É a partir desse debate que os sistemas de garantias dos direitos fundamentais dos cidadãos e cidadãs – tais como postos pela Declaração Universal de 1948 – passam a fazer parte da equação que medirá o quão democrático é um país. O mesmo se pode dizer com relação à formatação das políticas públicas que buscam alavancar o desenvolvimento das nações nas mais distintas frentes (econômica, social, ambiental).
Em grande medida, o papel da mídia se amplia com estes desdobramentos. Não basta, nesse sentido, informar o processo eleitoral. Deve-se também colaborar na melhoria da promoção, garantia e proteção aos direitos humanos, além de ampliar os debates acerca da forma de atuação dos Estados Nacionais na garantia do desenvolvimento e para intensificar as discussões a respeito do modelo de desenvolvimento que devemos, como humanidade, perseguir.
Liberdade como um direito humano
O debate sobre a importância da imprensa para a garantia das liberdades e, por conseqüência, do desenvolvimento das democracias é antigo – existe desde quando essas duas variáveis passaram a coexistir no cenário social. A temática esteve presente nas discussões dos filósofos políticos pelo menos desde 1644, quando o parlamentar britânico John Milton proferiu o célebre discurso Aeropagítica.
Nas décadas seguintes, pensadores como John Stuart Mill e Thomas Paine vieram a reforçar a idéia.
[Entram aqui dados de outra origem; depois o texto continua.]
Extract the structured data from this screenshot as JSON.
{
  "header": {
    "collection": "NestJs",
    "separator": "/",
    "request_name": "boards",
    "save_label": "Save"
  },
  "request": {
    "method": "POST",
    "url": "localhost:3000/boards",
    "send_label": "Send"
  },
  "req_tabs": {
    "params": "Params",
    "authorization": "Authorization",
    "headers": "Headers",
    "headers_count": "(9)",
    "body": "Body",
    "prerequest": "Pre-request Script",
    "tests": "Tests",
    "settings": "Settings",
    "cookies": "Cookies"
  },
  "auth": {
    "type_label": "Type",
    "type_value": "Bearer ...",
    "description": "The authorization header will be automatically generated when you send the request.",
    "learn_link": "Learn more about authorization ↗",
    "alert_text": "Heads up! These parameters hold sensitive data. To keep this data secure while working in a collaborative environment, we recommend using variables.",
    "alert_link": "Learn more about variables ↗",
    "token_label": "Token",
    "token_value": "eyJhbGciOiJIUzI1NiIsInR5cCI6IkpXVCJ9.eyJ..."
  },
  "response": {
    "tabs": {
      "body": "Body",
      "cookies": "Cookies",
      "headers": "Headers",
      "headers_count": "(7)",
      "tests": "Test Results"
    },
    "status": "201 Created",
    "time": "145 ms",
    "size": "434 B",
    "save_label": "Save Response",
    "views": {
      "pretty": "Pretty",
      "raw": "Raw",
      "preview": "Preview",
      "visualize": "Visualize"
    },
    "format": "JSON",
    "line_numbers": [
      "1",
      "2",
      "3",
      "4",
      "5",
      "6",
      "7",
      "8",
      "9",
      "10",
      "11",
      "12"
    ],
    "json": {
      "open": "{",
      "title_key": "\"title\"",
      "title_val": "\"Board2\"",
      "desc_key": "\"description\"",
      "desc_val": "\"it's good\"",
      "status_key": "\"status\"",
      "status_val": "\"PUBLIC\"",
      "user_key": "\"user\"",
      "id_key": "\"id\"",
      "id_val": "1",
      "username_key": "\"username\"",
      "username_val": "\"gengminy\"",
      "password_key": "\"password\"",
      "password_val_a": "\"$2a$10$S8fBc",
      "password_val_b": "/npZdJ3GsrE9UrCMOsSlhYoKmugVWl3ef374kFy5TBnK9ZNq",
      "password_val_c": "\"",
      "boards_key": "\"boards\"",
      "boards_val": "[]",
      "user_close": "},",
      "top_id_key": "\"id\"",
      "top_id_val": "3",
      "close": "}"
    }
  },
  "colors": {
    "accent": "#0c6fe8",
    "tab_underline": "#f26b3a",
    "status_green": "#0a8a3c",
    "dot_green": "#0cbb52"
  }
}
O político e pensador francês Alexis de Tocqueville, no contexto de sua obra acerca da nascente democracia norte-americana (A democracia na América), sentenciou: “Quanto mais eu observo os efeitos de uma imprensa livre, mais eu me convenço de que, no mundo moderno, a liberdade de imprensa é o principal, para colocar desta forma, elemento constitutivo da liberdade”.
Entretanto, é somente no século 20 que as liberdades de expressão e opinião ganham status no ordenamento jurídico internacional. O artigo 19 da Declaração Universal dos Direitos Humanos, de 1948, afirma:
Todo ser humano tem direito à liberdade de opinião e expressão; este direito inclui a liberdade de, sem interferência, ter opiniões e de procurar, receber e transmitir informações e idéias por quaisquer meios e independentemente de fronteiras.